Some points of interest for that:

https://github.com/awslabs/LISA/blob/0e824eb42dd779ab93c6976d2bcde94271c20f50/lambda/repository/lambda_functions.py#L137
- this line takes a list of S3 keys (associated with the LISA-generated rag documents bucket), and will chunk them and add a hardcoded metadata of the s3 location for the text
https://github.com/awslabs/LISA/blob/0e824eb42dd779ab93c6976d2bcde94271c20f50/lambda/utilities/file_processing.py#L146
- this line is what associates the metadata to the langchain Document, and the metadata is just a hardcoded dict right here: https://github.com/awslabs/LISA/blob/0e824eb42dd779ab93c6976d2bcde94271c20f50/lambda/utilities/file_processing.py#L36-L37
I think what we could do is accept a "metadata" parameter in the APIGW API and then pass that into the file_processing file where we append it to the metadata dictionary that's already there

just some ideas and totally not prescriptive by any means!

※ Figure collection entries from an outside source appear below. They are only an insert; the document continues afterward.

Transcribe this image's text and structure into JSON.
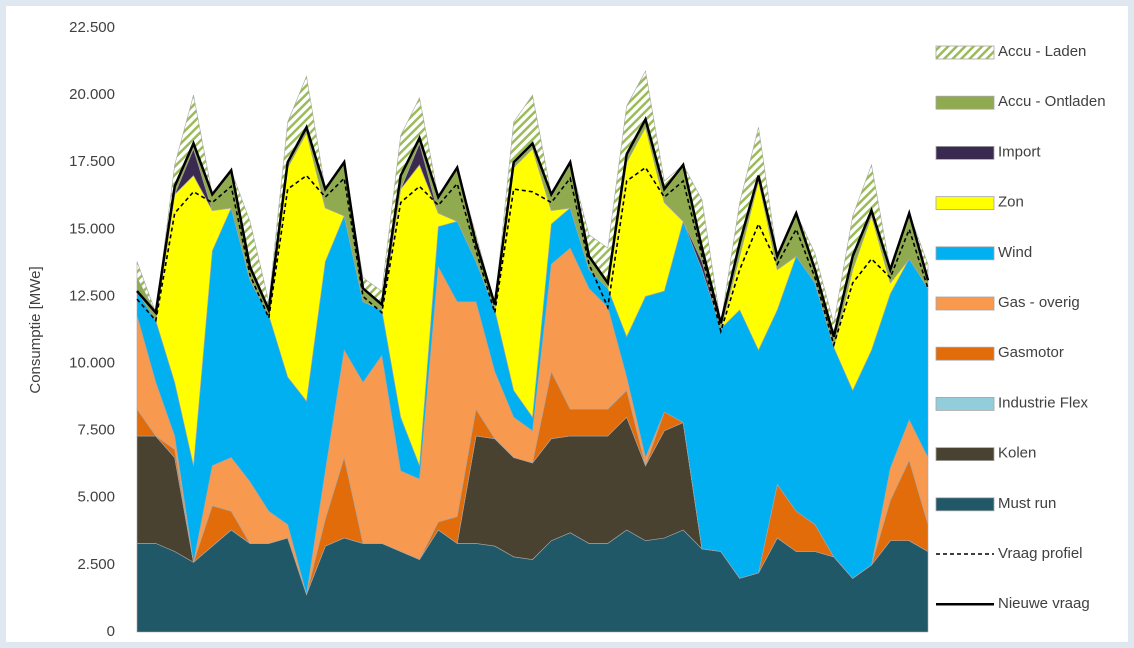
{
  "chart_data": {
    "type": "stacked_area",
    "y_label": "Consumptie [MWe]",
    "ylim": [
      0,
      22500
    ],
    "yticks": [
      0,
      {
        "value": 2500,
        "label": "2.500"
      },
      {
        "value": 5000,
        "label": "5.000"
      },
      {
        "value": 7500,
        "label": "7.500"
      },
      {
        "value": 10000,
        "label": "10.000"
      },
      {
        "value": 12500,
        "label": "12.500"
      },
      {
        "value": 15000,
        "label": "15.000"
      },
      {
        "value": 17500,
        "label": "17.500"
      },
      {
        "value": 20000,
        "label": "20.000"
      },
      {
        "value": 22500,
        "label": "22.500"
      }
    ],
    "grid": false,
    "legend": "right",
    "series": [
      {
        "name": "Must run",
        "type": "area",
        "color": "#215868",
        "values": [
          3300,
          3300,
          3000,
          2600,
          3200,
          3800,
          3300,
          3300,
          3500,
          1400,
          3200,
          3500,
          3300,
          3300,
          3000,
          2700,
          3800,
          3300,
          3300,
          3200,
          2800,
          2700,
          3400,
          3700,
          3300,
          3300,
          3800,
          3400,
          3500,
          3800,
          3100,
          3000,
          2000,
          2200,
          3500,
          3000,
          3000,
          2800,
          2000,
          2500,
          3400,
          3400,
          3000
        ]
      },
      {
        "name": "Kolen",
        "type": "area",
        "color": "#4a4230",
        "values": [
          4000,
          4000,
          3500,
          0,
          0,
          0,
          0,
          0,
          0,
          0,
          0,
          0,
          0,
          0,
          0,
          0,
          0,
          0,
          4000,
          4000,
          3700,
          3600,
          3800,
          3600,
          4000,
          4000,
          4200,
          2800,
          4000,
          4000,
          0,
          0,
          0,
          0,
          0,
          0,
          0,
          0,
          0,
          0,
          0,
          0,
          0
        ]
      },
      {
        "name": "Industrie Flex",
        "type": "area",
        "color": "#92cddc",
        "values": [
          0,
          0,
          0,
          0,
          0,
          0,
          0,
          0,
          0,
          0,
          0,
          0,
          0,
          0,
          0,
          0,
          0,
          0,
          0,
          0,
          0,
          0,
          0,
          0,
          0,
          0,
          0,
          0,
          0,
          0,
          0,
          0,
          0,
          0,
          0,
          0,
          0,
          0,
          0,
          0,
          0,
          0,
          0
        ]
      },
      {
        "name": "Gasmotor",
        "type": "area",
        "color": "#e36c0a",
        "values": [
          1000,
          0,
          300,
          0,
          1500,
          700,
          0,
          0,
          0,
          0,
          1000,
          3000,
          0,
          0,
          0,
          0,
          300,
          1000,
          1000,
          0,
          0,
          0,
          2500,
          1000,
          1000,
          1000,
          1000,
          0,
          700,
          0,
          0,
          0,
          0,
          0,
          2000,
          1500,
          1000,
          0,
          0,
          0,
          1500,
          3000,
          1000
        ]
      },
      {
        "name": "Gas - overig",
        "type": "area",
        "color": "#f79a50",
        "values": [
          3500,
          2000,
          500,
          0,
          1500,
          2000,
          2300,
          1200,
          500,
          0,
          1800,
          4000,
          6000,
          7000,
          3000,
          3000,
          9500,
          8000,
          4000,
          2500,
          1500,
          1200,
          4000,
          6000,
          4500,
          3800,
          500,
          300,
          0,
          0,
          0,
          0,
          0,
          0,
          0,
          0,
          0,
          0,
          0,
          0,
          1200,
          1500,
          2500
        ]
      },
      {
        "name": "Wind",
        "type": "area",
        "color": "#00b0f0",
        "values": [
          900,
          2300,
          2000,
          3600,
          8000,
          9300,
          7500,
          7300,
          5500,
          7200,
          7800,
          5000,
          3000,
          1700,
          2000,
          500,
          1500,
          3000,
          1500,
          2300,
          1000,
          500,
          1500,
          1500,
          700,
          700,
          1500,
          6000,
          4500,
          7500,
          10400,
          8300,
          10000,
          8300,
          6500,
          9500,
          9000,
          7800,
          7000,
          8000,
          6500,
          6000,
          6300
        ]
      },
      {
        "name": "Zon",
        "type": "area",
        "color": "#ffff00",
        "values": [
          0,
          0,
          7000,
          10800,
          1500,
          0,
          0,
          0,
          7800,
          10000,
          2000,
          0,
          0,
          0,
          8500,
          11200,
          500,
          0,
          0,
          0,
          8300,
          10000,
          500,
          0,
          0,
          0,
          6500,
          6300,
          3300,
          0,
          0,
          0,
          2000,
          6300,
          1500,
          0,
          0,
          0,
          4500,
          5000,
          400,
          0,
          0
        ]
      },
      {
        "name": "Import",
        "type": "area",
        "color": "#3b2a4f",
        "values": [
          0,
          0,
          0,
          1000,
          0,
          0,
          0,
          0,
          0,
          0,
          0,
          0,
          0,
          0,
          0,
          800,
          0,
          0,
          0,
          0,
          0,
          0,
          0,
          0,
          0,
          0,
          0,
          0,
          0,
          0,
          300,
          0,
          0,
          0,
          0,
          0,
          0,
          0,
          0,
          0,
          0,
          0,
          0
        ]
      },
      {
        "name": "Accu - Ontladen",
        "type": "area",
        "color": "#8faa4f",
        "values": [
          500,
          300,
          300,
          200,
          600,
          1400,
          500,
          200,
          200,
          200,
          700,
          2000,
          500,
          200,
          500,
          200,
          600,
          2000,
          700,
          200,
          200,
          200,
          600,
          1700,
          500,
          200,
          300,
          300,
          500,
          2100,
          500,
          200,
          500,
          200,
          500,
          1600,
          500,
          400,
          500,
          200,
          500,
          1700,
          300
        ]
      },
      {
        "name": "Accu - Laden",
        "type": "area",
        "color": "#9bbb59",
        "pattern": "hatch",
        "values": [
          600,
          0,
          800,
          1800,
          0,
          0,
          1700,
          300,
          1500,
          1900,
          0,
          0,
          400,
          500,
          1500,
          1500,
          0,
          0,
          300,
          0,
          1500,
          1800,
          0,
          0,
          800,
          1300,
          1800,
          1800,
          300,
          0,
          1800,
          0,
          1500,
          1800,
          0,
          0,
          600,
          500,
          1500,
          1700,
          0,
          0,
          600
        ]
      },
      {
        "name": "Vraag profiel",
        "type": "line",
        "dashed": true,
        "color": "#000000",
        "values": [
          12400,
          11600,
          15600,
          16400,
          16000,
          16600,
          13300,
          11700,
          16500,
          17000,
          16200,
          16900,
          12500,
          11900,
          16000,
          16600,
          15900,
          16700,
          14200,
          11900,
          16500,
          16400,
          16000,
          16900,
          13700,
          12100,
          16800,
          17300,
          16200,
          16800,
          14000,
          11200,
          13500,
          15200,
          13700,
          15000,
          13200,
          10700,
          13000,
          13900,
          13200,
          15000,
          12800
        ]
      },
      {
        "name": "Nieuwe vraag",
        "type": "line",
        "dashed": false,
        "color": "#000000",
        "values": [
          12700,
          11900,
          16600,
          18200,
          16300,
          17200,
          13600,
          12000,
          17500,
          18800,
          16500,
          17500,
          12800,
          12200,
          17000,
          18400,
          16200,
          17300,
          14500,
          12200,
          17500,
          18200,
          16300,
          17500,
          14000,
          13000,
          17800,
          19100,
          16500,
          17400,
          14300,
          11500,
          14500,
          17000,
          14000,
          15600,
          13500,
          11000,
          14000,
          15700,
          13500,
          15600,
          13100
        ]
      }
    ]
  }
}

david-saeger commented 1 month ago

Great ideas peter! I think these are great ways to get to the goal I expressed of adding metadata to vector embeddings. I think I may have convoluted the thread here with a second and related goal I have which I am having a harder time thinking through in terms of how to add in a way that could be useful to the broader LISA community that motivated this comment https://github.com/awslabs/LISA/issues/75#issuecomment-2346326261

Ill leave it hear in case you have thoughts but recognize it should be in another ticket and think I have the information I was seeking about metadata creation.

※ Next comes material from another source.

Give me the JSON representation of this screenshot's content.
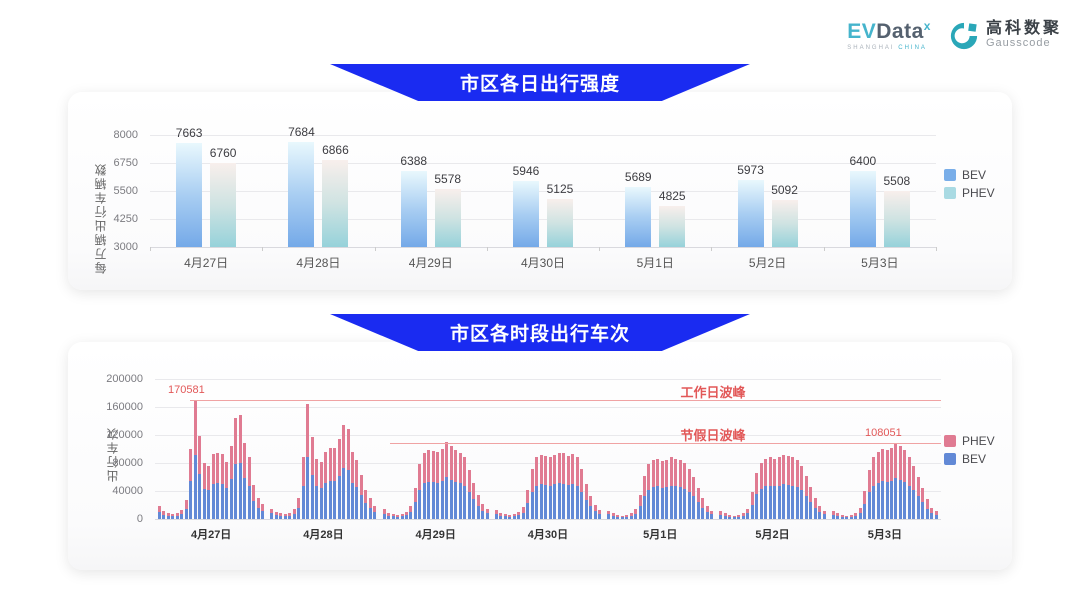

Basically I would like to be able to use boutique embedding creation logic so that I could parse a document and include some a prior knowledge about its shape in the embedding creation process so that I can for instance inject a title and subheading for each chunk generated from a section in a policy document.

Looking through the codebase I believe that would require replacing the routine here https://github.com/awslabs/LISA/blob/0e824eb42dd779ab93c6976d2bcde94271c20f50/lambda/utilities/file_processing.py#L59 on a one off bases for a particular document which is hard for me to think through how to implement in a way that is useful to anybody else. As I am writing this It strikes me that the answer may be just in just generate boutique embeddings locally and send them direct to pgvector. Do you see any issues with that?